Dioubankova Natalia N, Malakhov Andrei D, Stetsenko Dmitry A, Gait Michael J, Volynsky Pavel E, Efremov Roman G, Korshun Vladimir A
Shemyakin-Ovchinnikov Institute of Bioorganic Chemistry, Russian Academy of Sciences, Miklukho-Maklaya 16/10, 117997 Moscow, Russia.
Chembiochem. 2003 Sep 5;4(9):841-7. doi: 10.1002/cbic.200300678.

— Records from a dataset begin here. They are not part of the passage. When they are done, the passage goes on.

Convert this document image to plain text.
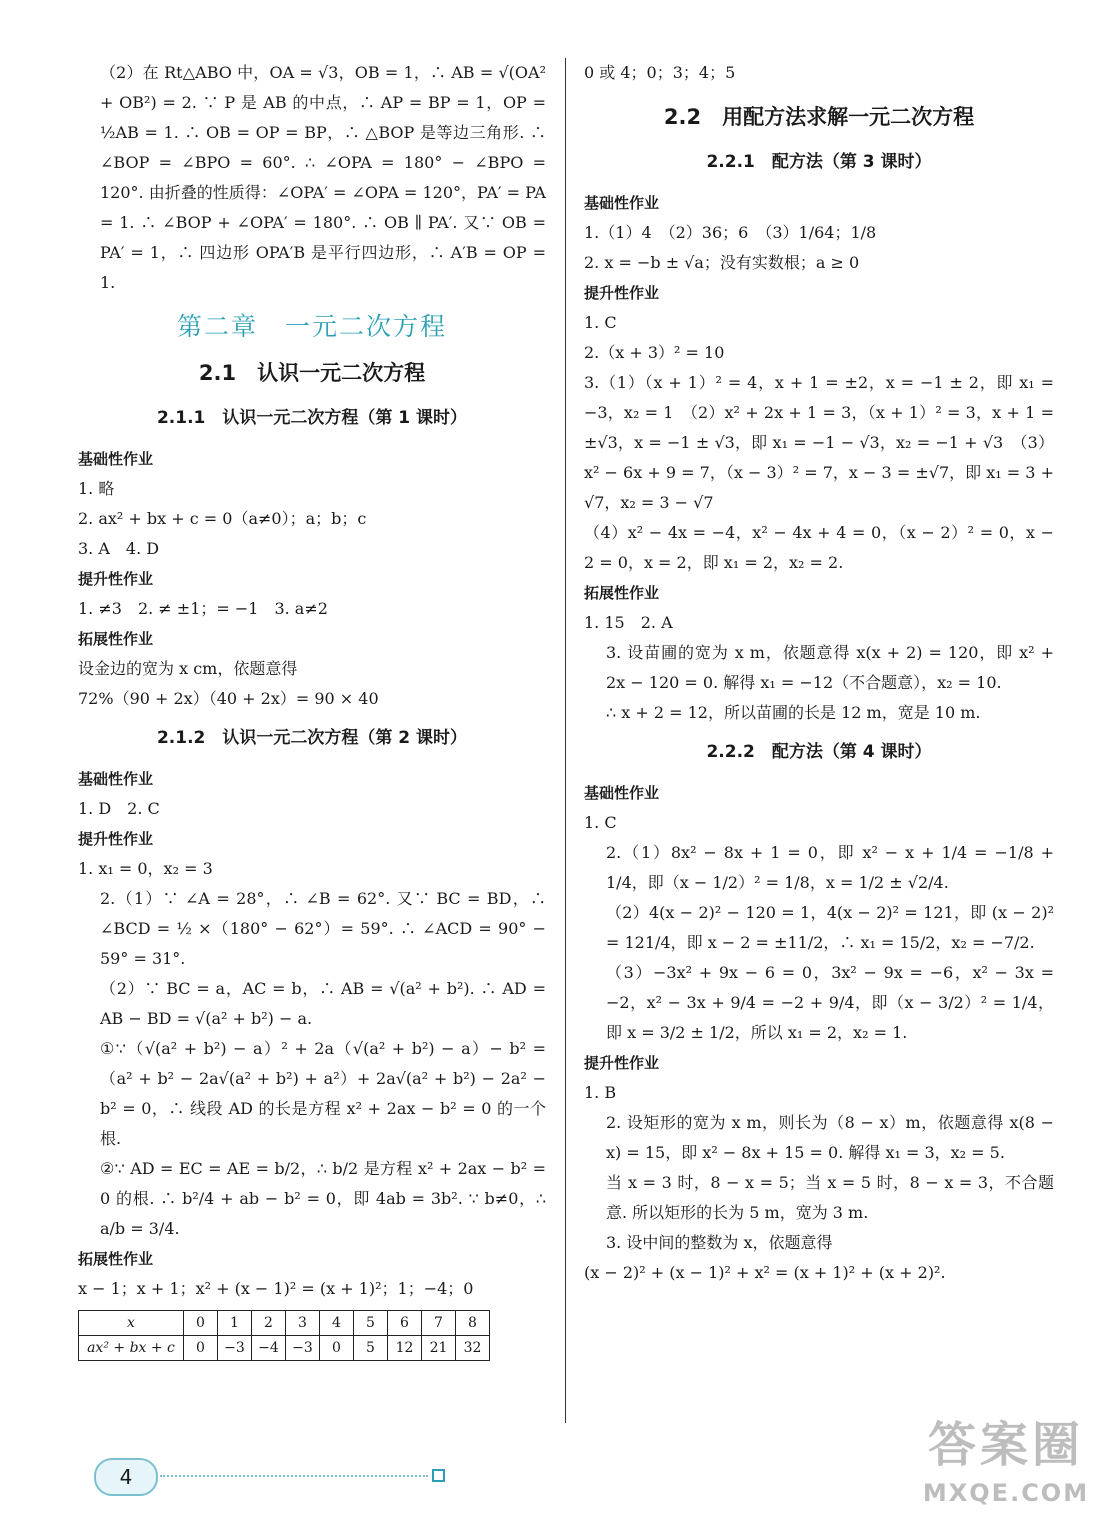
（2）在 Rt△ABO 中，OA = √3，OB = 1，∴ AB = √(OA² + OB²) = 2. ∵ P 是 AB 的中点，∴ AP = BP = 1，OP = ½AB = 1. ∴ OB = OP = BP，∴ △BOP 是等边三角形. ∴ ∠BOP = ∠BPO = 60°. ∴ ∠OPA = 180° − ∠BPO = 120°. 由折叠的性质得：∠OPA′ = ∠OPA = 120°，PA′ = PA = 1. ∴ ∠BOP + ∠OPA′ = 180°. ∴ OB ∥ PA′. 又∵ OB = PA′ = 1，∴ 四边形 OPA′B 是平行四边形，∴ A′B = OP = 1.

第二章　一元二次方程
2.1　认识一元二次方程
2.1.1　认识一元二次方程（第 1 课时）
基础性作业

1. 略

2. ax² + bx + c = 0（a≠0）；a；b；c

3. A　4. D

提升性作业

1. ≠3　2. ≠ ±1；= −1　3. a≠2

拓展性作业

设金边的宽为 x cm，依题意得

72%（90 + 2x）（40 + 2x）= 90 × 40

2.1.2　认识一元二次方程（第 2 课时）
基础性作业

1. D　2. C

提升性作业

1. x₁ = 0，x₂ = 3

2.（1）∵ ∠A = 28°，∴ ∠B = 62°. 又∵ BC = BD，∴ ∠BCD = ½ ×（180° − 62°）= 59°. ∴ ∠ACD = 90° − 59° = 31°.

（2）∵ BC = a，AC = b，∴ AB = √(a² + b²). ∴ AD = AB − BD = √(a² + b²) − a.

①∵（√(a² + b²) − a）² + 2a（√(a² + b²) − a）− b² = （a² + b² − 2a√(a² + b²) + a²）+ 2a√(a² + b²) − 2a² − b² = 0，∴ 线段 AD 的长是方程 x² + 2ax − b² = 0 的一个根.

②∵ AD = EC = AE = b/2，∴ b/2 是方程 x² + 2ax − b² = 0 的根. ∴ b²/4 + ab − b² = 0，即 4ab = 3b². ∵ b≠0，∴ a/b = 3/4.

拓展性作业

x − 1；x + 1；x² + (x − 1)² = (x + 1)²；1；−4；0

x	0	1	2	3	4	5	6	7	8
ax² + bx + c	0	−3	−4	−3	0	5	12	21	32

0 或 4；0；3；4；5

2.2　用配方法求解一元二次方程
2.2.1　配方法（第 3 课时）
基础性作业

1.（1）4　（2）36；6　（3）1/64；1/8

2. x = −b ± √a；没有实数根；a ≥ 0

提升性作业

1. C

2.（x + 3）² = 10

3.（1）（x + 1）² = 4，x + 1 = ±2，x = −1 ± 2，即 x₁ = −3，x₂ = 1　（2）x² + 2x + 1 = 3，（x + 1）² = 3，x + 1 = ±√3，x = −1 ± √3，即 x₁ = −1 − √3，x₂ = −1 + √3　（3）x² − 6x + 9 = 7，（x − 3）² = 7，x − 3 = ±√7，即 x₁ = 3 + √7，x₂ = 3 − √7

（4）x² − 4x = −4，x² − 4x + 4 = 0，（x − 2）² = 0，x − 2 = 0，x = 2，即 x₁ = 2，x₂ = 2.

拓展性作业

1. 15　2. A

3. 设苗圃的宽为 x m，依题意得 x(x + 2) = 120，即 x² + 2x − 120 = 0. 解得 x₁ = −12（不合题意），x₂ = 10.

∴ x + 2 = 12，所以苗圃的长是 12 m，宽是 10 m.

2.2.2　配方法（第 4 课时）
基础性作业

1. C

2.（1）8x² − 8x + 1 = 0，即 x² − x + 1/4 = −1/8 + 1/4，即（x − 1/2）² = 1/8，x = 1/2 ± √2/4.

（2）4(x − 2)² − 120 = 1，4(x − 2)² = 121，即 (x − 2)² = 121/4，即 x − 2 = ±11/2，∴ x₁ = 15/2，x₂ = −7/2.

（3）−3x² + 9x − 6 = 0，3x² − 9x = −6，x² − 3x = −2，x² − 3x + 9/4 = −2 + 9/4，即（x − 3/2）² = 1/4，即 x = 3/2 ± 1/2，所以 x₁ = 2，x₂ = 1.

提升性作业

1. B

2. 设矩形的宽为 x m，则长为（8 − x）m，依题意得 x(8 − x) = 15，即 x² − 8x + 15 = 0. 解得 x₁ = 3，x₂ = 5.

当 x = 3 时，8 − x = 5；当 x = 5 时，8 − x = 3，不合题意. 所以矩形的长为 5 m，宽为 3 m.

3. 设中间的整数为 x，依题意得

(x − 2)² + (x − 1)² + x² = (x + 1)² + (x + 2)².

4
答案圈
MXQE.COM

The synthesis of new nucleoside derivatives, ara-uridine-2'-carbamates, and their incorporation into synthetic DNA oligomers is described. The modification directs ligands into the major groove of duplex DNA and somewhat destabilizes the duplexes of modified oligonucleotides with complementary DNA or RNA. In the case of pyrenemethyl carbamate modification in DNA-DNA duplexes, the destabilization is considerably reduced. The pyrenemethyl derivative also shows remarkable spectral properties: a "reversed" absorbance change for pyrene at 350 nm in the course of denaturation of the DNA duplex, as compared to the change seen in the nucleotide absorbance at 260 nm. This derivatization also causes pronounced sequence-dependent excimer formation in the major groove.
描述了新的核苷衍生物——阿糖腺苷-2'-氨基甲酸酯的合成及其掺入合成DNA寡聚物的过程。这种修饰将配体导向双链DNA的大沟,并在一定程度上使修饰的寡核苷酸与互补DNA或RNA形成的双链不稳定。在DNA-DNA双链中进行芘甲基氨基甲酸酯修饰的情况下,这种不稳定作用会显著降低。芘甲基衍生物还表现出显著的光谱特性:与DNA双链变性过程中260nm处核苷酸吸光度的变化相比,350nm处芘的吸光度变化呈现“反向”。这种衍生化还会在大沟中导致明显的序列依赖性准分子形成。